Ketua Umum INACA, Denon Prawiraatmadja, menjelaskan kebijakan pengecualian sektor industri yang boleh melakukan transaksi menggunakan dolar seharusnya selesai pada 2026. Namun, BI masih memberikan masa transisi satu tahun hingga 2027 untuk maskapai angkutan udara niaga tidak berjadwal (charter flight).

"Kita sudah dapat surat dari BI (Bank Indonesia), artinya penerbangan tidak berjadwal ini mendapat persetujuan dari BI pengecualian sebagai sektor industri yang dikecualikan untuk menggunakan mata uang asing," ujarnya saat ditemui usai agenda Rapat Umum Anggota (RUA) INACA 2026 di Jakarta, Kamis (9/7/2026).

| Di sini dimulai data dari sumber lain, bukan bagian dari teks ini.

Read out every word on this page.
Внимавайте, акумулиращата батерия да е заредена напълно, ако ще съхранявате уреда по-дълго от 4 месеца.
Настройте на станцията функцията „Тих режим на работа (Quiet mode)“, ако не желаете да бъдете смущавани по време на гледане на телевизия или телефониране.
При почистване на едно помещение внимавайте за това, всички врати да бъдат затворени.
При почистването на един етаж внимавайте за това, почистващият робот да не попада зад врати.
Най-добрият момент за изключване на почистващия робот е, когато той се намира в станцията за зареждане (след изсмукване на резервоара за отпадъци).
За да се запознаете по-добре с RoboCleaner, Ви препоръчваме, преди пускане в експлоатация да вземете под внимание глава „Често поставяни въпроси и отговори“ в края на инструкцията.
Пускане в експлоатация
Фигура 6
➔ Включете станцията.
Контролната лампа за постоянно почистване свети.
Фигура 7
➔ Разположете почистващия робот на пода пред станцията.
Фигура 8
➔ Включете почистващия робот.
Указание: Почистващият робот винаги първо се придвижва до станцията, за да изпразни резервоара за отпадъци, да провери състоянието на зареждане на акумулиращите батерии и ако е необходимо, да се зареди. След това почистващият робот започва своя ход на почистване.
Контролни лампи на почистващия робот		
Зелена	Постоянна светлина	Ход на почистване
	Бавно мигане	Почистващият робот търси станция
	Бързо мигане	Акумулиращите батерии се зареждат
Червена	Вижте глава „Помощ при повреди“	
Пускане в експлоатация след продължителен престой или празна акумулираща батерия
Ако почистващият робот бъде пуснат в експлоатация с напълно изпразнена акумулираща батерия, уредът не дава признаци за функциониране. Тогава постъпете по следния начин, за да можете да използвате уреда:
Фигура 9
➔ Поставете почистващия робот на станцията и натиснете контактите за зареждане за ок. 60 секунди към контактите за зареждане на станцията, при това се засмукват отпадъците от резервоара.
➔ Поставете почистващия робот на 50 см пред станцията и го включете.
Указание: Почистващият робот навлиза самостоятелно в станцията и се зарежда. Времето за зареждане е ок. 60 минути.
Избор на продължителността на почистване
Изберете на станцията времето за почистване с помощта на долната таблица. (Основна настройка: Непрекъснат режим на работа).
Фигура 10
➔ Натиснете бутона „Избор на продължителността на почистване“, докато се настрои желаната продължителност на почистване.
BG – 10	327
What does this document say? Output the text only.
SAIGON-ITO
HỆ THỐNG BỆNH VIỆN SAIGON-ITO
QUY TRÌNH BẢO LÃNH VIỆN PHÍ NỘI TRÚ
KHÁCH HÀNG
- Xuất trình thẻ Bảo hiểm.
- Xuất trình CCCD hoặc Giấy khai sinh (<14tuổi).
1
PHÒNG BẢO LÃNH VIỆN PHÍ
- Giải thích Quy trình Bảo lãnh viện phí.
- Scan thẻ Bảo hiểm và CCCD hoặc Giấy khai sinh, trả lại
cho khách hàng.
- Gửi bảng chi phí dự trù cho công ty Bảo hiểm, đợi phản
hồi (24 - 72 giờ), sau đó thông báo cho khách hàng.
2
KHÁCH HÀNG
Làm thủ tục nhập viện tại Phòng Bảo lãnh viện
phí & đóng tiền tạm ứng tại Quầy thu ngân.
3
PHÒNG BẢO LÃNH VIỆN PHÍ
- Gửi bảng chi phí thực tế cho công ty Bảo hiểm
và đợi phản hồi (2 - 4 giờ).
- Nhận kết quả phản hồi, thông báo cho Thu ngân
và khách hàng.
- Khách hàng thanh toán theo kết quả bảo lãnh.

Menurutnya, hal tersebut menjadi salah satu instrumen bagi maskapai untuk menyikapi pelemahan nilai tukar. Sehingga diharapkan pendapatan maskapai yang berbentuk mata uang asing tidak tergerus oleh pelemahan rupiah.

Sebelumnya Bank Indonesia menerbitkan Peraturan Bank Indonesia Nomor 17/3/PBI/2015 tentang Kewajiban Penggunaan Rupiah di Wilayah Negara Kesatuan Republik Indonesia. Namun, BI memberikan pengecualian dalam bentuk penundaan kewajiban penggunaan rupiah bagi pelaku usaha, termasuk di angkutan udara niaga tidak berjadwal. Pengecualian tersebut diberikan pada 2016, dan jatuh tempo pada 30 Juni 2026.

Meski jatuh tempo pada tahun ini, BI memberikan kelonggaran bagi maskapai angkutan udara niaga tidak berjadwal (charter flight) untuk tetap melakukan transaksi menggunakan mata uang asing, termasuk dolar Amerika Serikat (AS) hingga 30 Juni 2027.

Keputusan itu tertuang dalam surat Bank Indonesia kepada Direktorat Jenderal Perhubungan Udara Kementerian Perhubungan sebagai tanggapan atas permohonan perpanjangan penundaan implementasi kewajiban penggunaan rupiah untuk transaksi jasa sewa angkutan udara (charter flight) pada 29 Juni 2026.

Sementara untuk maskapai berjadwal, INACA mengatakan salah satu cara untuk menyikapi pelemahan nilai tukar adalah dengan merevisi tarif batas bawah dan tarif batas atas (TBB dan TBA). Sebab, TBA yang berlaku saat ini dianggap sudah tidak relevan dengan kondisi perekonomian saat ini, baik dari segi inflasi, nilai tukar, hingga daya beli.

Menurut Denon, kebijakan fleksibilitas pengaturan fuel surcharge (FS) yang diberikan regulator hanya mitigasi kenaikan harga avtur saja. Sehingga belum menjadi kebijakan yang mampu menyikapi pelemahan nilai tukar.

"Kalau menghadapi fluktuasi mata uang asing terhadap maskapai berjadwal, sebetulnya ya TBA dibuka. Artinya diserahkan kepada mekanisme pasar. Karena FS kan hanya merespons harga avtur saja, nah kalau TBA ini otomatis yang FS-nya sudah tercover," kata dia.